95年、地下鉄サリン事件などオウム裁判など今も記憶に残っている大きな事件から尾崎豊の謎の死みたいな言われてみればそんなこともあったな~というニュースをネタを活字にしています。
電車の中で読んでいて、笑いをこらえるのが大変でした。
ちょっとこれはキツイな~というのもありますが、基本的にバカバカしくて思わず笑ってしまうものばかりです。
例えば犬猫繁殖販売業者S氏がお客から多額の現金をだまし取った挙句、殺人を犯していたという95年1月におきた愛犬家連続殺人事件。一部割愛して引用させてもらうと
田中がまず、「S氏は猛獣の扱いに関しては天才的にうまかったって話だよね。」と話を振り、
そして太田が、地元じゃ「黒いムツゴロウ」と言われてたんでしょ。
もしS氏とムツゴロウさんが戦ったら、どっちが勝つんだろうな?
「動物の鉄人」とかいって、制限時間内に猛獣を手なずけた方が勝ち、という番組作ったらヒットするぜ。

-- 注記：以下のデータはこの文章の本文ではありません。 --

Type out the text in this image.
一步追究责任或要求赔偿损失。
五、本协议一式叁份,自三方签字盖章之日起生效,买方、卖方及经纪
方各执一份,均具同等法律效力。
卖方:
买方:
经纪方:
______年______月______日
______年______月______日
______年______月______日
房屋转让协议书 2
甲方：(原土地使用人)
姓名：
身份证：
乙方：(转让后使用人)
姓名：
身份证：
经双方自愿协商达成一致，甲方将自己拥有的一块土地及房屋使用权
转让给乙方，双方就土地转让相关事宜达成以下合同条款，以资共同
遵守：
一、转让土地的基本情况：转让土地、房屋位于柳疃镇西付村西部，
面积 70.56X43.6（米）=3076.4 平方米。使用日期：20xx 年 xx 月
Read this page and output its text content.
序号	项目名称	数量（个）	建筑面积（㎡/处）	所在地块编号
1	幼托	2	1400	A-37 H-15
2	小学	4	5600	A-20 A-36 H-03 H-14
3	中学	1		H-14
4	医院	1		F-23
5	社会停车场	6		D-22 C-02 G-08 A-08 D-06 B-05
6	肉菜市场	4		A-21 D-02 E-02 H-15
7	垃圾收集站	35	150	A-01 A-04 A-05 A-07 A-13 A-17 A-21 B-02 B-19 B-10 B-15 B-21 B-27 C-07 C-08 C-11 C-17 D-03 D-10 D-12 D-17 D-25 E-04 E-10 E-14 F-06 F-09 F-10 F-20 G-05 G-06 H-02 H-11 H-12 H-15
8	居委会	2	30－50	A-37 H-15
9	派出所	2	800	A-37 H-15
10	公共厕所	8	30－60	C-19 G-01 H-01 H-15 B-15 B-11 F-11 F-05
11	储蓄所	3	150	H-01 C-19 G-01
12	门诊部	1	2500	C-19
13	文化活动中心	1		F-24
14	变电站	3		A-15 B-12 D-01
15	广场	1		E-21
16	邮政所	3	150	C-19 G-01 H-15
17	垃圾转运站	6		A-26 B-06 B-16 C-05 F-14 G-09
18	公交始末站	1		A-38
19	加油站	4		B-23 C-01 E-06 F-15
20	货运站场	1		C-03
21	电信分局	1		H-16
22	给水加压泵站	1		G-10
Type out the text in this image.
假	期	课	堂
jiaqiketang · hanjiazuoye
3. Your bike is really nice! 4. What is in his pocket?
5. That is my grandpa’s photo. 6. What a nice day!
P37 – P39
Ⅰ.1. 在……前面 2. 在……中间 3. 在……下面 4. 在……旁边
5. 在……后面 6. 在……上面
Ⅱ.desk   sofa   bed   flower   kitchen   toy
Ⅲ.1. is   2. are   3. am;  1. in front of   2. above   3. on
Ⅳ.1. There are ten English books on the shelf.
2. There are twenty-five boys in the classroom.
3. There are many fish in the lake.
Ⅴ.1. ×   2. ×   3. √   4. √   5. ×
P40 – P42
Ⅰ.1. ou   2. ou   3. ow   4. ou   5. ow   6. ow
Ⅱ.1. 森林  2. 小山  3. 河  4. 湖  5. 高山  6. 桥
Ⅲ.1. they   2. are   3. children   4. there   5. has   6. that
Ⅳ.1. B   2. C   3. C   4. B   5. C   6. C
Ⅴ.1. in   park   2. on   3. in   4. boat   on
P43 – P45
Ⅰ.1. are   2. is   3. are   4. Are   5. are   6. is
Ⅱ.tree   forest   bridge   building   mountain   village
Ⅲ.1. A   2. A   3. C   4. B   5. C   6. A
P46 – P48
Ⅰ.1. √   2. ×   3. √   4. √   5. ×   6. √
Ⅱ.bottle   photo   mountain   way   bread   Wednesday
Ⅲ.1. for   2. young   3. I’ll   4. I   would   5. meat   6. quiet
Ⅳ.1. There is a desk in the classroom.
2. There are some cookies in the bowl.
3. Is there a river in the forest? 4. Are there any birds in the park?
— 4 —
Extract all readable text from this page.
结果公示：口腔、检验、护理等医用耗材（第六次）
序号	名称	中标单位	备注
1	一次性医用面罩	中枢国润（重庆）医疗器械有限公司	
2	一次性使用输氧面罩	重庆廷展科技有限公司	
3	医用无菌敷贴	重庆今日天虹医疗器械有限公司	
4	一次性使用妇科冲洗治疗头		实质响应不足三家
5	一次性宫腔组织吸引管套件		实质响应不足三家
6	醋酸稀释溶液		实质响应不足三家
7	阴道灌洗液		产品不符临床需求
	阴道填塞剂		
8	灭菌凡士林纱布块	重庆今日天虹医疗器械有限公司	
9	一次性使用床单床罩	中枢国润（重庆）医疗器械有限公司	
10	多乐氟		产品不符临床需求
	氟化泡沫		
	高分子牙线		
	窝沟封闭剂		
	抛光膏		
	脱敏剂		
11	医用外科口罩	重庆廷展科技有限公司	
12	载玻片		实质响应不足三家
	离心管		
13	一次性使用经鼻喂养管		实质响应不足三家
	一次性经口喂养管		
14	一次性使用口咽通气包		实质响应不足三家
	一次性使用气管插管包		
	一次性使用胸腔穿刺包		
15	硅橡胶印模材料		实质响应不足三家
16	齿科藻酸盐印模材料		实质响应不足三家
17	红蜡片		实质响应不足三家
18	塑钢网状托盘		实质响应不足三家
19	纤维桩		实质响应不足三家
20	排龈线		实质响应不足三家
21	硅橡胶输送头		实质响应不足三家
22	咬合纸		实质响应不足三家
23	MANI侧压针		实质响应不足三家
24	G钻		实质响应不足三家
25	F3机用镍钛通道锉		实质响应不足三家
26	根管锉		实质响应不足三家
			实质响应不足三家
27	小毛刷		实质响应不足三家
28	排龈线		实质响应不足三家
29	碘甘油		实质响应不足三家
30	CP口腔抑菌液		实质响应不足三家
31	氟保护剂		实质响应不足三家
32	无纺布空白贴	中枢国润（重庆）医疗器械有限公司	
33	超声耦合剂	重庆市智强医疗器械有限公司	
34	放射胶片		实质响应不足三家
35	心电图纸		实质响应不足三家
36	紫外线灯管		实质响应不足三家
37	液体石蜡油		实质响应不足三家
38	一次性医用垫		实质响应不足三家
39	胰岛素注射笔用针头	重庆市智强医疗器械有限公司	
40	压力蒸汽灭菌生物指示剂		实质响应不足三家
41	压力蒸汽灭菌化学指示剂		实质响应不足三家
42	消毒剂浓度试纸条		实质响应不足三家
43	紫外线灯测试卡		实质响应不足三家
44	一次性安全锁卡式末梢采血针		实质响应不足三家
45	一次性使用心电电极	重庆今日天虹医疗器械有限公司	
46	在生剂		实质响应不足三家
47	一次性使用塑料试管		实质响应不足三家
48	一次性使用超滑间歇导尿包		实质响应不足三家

「本日のテーマはトラ!」と発表するとスタジオ中央に獰猛なトラが出てきて、
ムツゴロウさんがニヤニヤ笑いながらそのトラの口の中に自分の頭を突っ込んで手なずけたりして![]()
と、ボケを返します。
ちょうどその頃「料理の鉄人」という料理バトル番組が流行っていたんですよね。
読んでいてその「動物の鉄人」を想像したら笑いが止まらなくなっちゃった( ´艸`)
こんな調子で全編漫才形式で繰り広げられています。